从回忆中回来,我不禁问着妹妹,“莹伶,你是说...你是说,我们去桥山?是吗?”
“是的!爸爸说要叫我们去桥山!”莹伶说。
“怪不得爸爸那天那么说。这么拗口,一定有他的理由。看来,爸爸也知道我们会去救他,因而,他叫我们先去桥山找他。”我说。
(你一定是有精神病...)
“是啊,爸爸那么说一定是有他的因缘的。因而,我们也许能在那找到些提示。”莹伶接着说,“太好了,我们能救爸爸了!”

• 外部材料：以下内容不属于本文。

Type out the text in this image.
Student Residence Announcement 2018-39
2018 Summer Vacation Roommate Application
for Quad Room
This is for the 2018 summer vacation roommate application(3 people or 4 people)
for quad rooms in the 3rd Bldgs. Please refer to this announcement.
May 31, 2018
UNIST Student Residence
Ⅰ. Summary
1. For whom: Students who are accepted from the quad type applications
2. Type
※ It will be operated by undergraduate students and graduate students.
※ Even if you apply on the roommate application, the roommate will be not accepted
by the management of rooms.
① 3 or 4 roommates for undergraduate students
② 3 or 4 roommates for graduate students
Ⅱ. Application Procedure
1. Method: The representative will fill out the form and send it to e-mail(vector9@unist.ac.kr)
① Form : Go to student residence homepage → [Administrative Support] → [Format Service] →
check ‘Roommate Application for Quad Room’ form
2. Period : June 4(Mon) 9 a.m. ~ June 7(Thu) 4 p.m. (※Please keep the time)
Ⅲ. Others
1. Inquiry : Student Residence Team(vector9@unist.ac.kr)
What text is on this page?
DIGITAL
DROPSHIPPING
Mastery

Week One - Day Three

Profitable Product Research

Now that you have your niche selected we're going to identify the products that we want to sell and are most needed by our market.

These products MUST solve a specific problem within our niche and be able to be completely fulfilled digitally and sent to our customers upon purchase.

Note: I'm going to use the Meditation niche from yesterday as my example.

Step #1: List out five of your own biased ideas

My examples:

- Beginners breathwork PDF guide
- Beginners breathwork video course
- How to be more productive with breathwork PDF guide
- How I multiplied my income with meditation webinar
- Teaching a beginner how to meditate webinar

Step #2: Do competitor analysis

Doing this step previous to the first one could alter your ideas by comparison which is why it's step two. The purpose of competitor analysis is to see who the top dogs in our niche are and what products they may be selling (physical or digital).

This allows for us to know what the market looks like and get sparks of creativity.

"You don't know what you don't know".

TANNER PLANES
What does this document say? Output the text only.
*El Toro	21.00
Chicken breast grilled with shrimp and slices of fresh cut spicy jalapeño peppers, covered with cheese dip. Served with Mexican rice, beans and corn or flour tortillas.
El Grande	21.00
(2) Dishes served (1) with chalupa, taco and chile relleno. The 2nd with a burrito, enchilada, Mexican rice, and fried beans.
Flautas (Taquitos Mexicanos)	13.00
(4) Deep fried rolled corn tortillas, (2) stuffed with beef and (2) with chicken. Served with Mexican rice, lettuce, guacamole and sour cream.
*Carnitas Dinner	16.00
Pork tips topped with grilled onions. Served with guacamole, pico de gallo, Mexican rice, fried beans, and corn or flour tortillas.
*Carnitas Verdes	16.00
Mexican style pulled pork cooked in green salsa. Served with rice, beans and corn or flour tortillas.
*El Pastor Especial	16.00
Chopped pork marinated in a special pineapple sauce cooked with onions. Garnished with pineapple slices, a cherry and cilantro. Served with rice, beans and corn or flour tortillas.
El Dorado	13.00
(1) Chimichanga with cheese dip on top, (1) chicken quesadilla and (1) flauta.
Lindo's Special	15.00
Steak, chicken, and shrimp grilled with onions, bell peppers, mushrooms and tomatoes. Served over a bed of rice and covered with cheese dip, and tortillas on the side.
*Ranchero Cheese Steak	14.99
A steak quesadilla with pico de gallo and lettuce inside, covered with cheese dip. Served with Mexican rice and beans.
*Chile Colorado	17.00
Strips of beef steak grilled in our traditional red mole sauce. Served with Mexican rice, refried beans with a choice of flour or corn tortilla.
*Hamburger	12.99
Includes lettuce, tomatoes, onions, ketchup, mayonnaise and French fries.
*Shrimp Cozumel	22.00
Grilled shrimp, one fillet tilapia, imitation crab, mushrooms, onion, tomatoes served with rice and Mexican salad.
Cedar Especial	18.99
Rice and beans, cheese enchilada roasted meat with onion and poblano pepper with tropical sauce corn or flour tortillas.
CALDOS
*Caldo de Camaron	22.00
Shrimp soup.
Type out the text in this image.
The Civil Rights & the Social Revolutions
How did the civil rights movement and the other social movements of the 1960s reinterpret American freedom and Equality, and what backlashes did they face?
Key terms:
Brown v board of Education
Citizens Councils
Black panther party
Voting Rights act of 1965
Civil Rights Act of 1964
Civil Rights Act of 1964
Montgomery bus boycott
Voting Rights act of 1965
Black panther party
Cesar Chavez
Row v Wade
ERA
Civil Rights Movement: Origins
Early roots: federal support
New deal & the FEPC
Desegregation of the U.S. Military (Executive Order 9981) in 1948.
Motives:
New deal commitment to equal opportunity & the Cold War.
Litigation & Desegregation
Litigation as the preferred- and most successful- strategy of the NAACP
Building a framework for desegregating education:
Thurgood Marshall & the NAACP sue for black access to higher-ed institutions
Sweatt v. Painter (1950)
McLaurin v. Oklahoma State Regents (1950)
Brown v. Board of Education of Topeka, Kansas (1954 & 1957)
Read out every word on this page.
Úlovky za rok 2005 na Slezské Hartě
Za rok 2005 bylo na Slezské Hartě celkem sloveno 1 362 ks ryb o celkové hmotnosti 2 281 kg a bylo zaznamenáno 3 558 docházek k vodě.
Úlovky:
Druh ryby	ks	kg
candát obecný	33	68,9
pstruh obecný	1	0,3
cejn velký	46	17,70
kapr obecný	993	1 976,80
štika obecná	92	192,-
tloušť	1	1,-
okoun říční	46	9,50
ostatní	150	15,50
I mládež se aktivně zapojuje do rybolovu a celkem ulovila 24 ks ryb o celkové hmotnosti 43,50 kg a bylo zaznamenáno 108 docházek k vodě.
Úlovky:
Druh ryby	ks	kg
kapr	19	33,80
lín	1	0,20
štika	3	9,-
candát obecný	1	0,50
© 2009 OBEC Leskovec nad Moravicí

“是啊,莹伶,我去救爸爸,你在家好好照顾妈妈,好吗?”我说着。
“姐?你是不是疯了?你自己怎么能去救爸爸呢?而且,桥山我们都不熟,你要是有个好歹的,我可怎么和妈妈交待啊?”莹伶接着说,“再说了,姐,你自己去,妈妈也很难同意啊?”
“莹伶,我是担心妈妈。我想叫你在家照顾妈妈,你也知道,妈妈从来都是有什么都不说,有苦也是往肚子里咽。爸爸失踪这么大的事,你看妈妈,她和没事人一样,她越是这样,我越是担心她。莹伶,你说,你是不是应该在家照顾妈妈?”我问着莹伶。
“也是,姐,我没有和你说,前天晚上,我半夜起来上卫生间,路过妈妈的卧室,看见妈妈拿着一个不大的匕首,她拿着那个匕首在那比划着,这给我吓的呢,最后,妈妈还拿着那个匕首朝着手腕轻轻地划了划...好在最后,妈妈收回了那个匕首。”莹伶说。
“是啊,莹伶,其实妈妈经常偷偷抹眼泪,我都发现好几次了,但我没敢告诉你。莹伶,我也知道你真的想去救爸爸,但是,听你这么一说,我也真的担心妈妈。我真怕我们要是这么去了,妈妈再突然想不开,那可就遭了!”我说。